Edward Jenner, een Engelse plattelandsarts uit Gloucestershire, dient ’s werelds eerste vaccinatie toe als een preventieve behandeling voor pokken, een ziekte die door de eeuwen heen miljoenen mensen heeft gedood.
Terwijl hij nog een medische student was, merkte Jenner op dat melkmeisjes die een ziekte hadden opgelopen die koepokken wordt genoemd en die blaasjes op de koeienuiers veroorzaakte, geen pokken kregen. In tegenstelling tot pokken, die bij mensen ernstige huiduitbarstingen en gevaarlijke koorts veroorzaakten, leidde koepokken bij deze vrouwen tot weinig zieke symptomen.
LEES MEER: Hoe een tot slaaf gemaakte Afrikaanse man generaties hielp redden van pokken
Op 14 mei 1796 nam Jenner vloeistof uit een koepokkenblaar en krabde het in de huid van James Phipps, een achtjarige jongen. Een enkele blaar rees ter plaatse op, maar James herstelde zich snel. Op 1 juli heeft Jenner de jongen opnieuw ingeënt, dit keer met pokken, en er ontwikkelde zich geen ziekte. Het vaccin was een succes. Artsen in heel Europa namen al snel de innovatieve techniek van Jenner over, wat leidde tot een drastische afname van het aantal nieuwe patiënten met de verwoestende ziekte.

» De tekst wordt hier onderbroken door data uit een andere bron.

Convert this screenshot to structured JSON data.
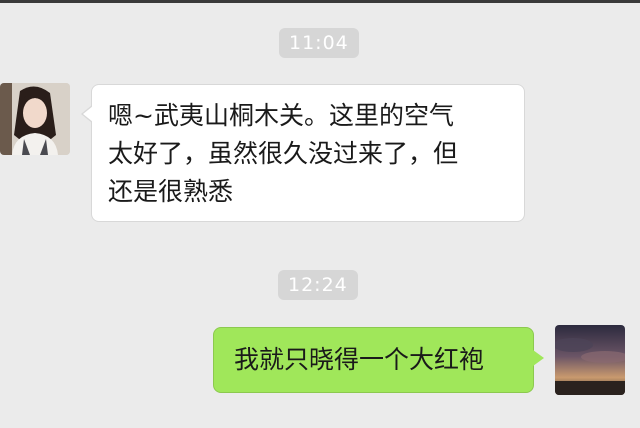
{
  "chat": {
    "messages": [
      {
        "timestamp": "11:04",
        "sender": "other",
        "lines": [
          "嗯~武夷山桐木关。这里的空气",
          "太好了，虽然很久没过来了，但",
          "还是很熟悉"
        ]
      },
      {
        "timestamp": "12:24",
        "sender": "self",
        "lines": [
          "我就只晓得一个大红袍"
        ]
      }
    ]
  },
  "colors": {
    "background": "#ebebeb",
    "incoming_bubble": "#ffffff",
    "outgoing_bubble": "#a0e75a",
    "timestamp_pill": "#d6d6d6"
  },
  "icons": {
    "left_avatar": "woman-portrait-avatar",
    "right_avatar": "sunset-sky-avatar"
  }
}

In de 19e en 20e eeuw ontwikkelden wetenschappers die Jenners model volgden nieuwe vaccins om talloze dodelijke ziekten te bestrijden, waaronder polio, kinkhoest, mazelen, tetanus, gele koorts, tyfus en hepatitis B en vele anderen. Er werden ook meer geavanceerde vaccins tegen pokken ontwikkeld en tegen 1970 hadden internationale vaccinatieprogramma’s, zoals die van de Wereldgezondheidsorganisatie, pokken wereldwijd geëlimineerd.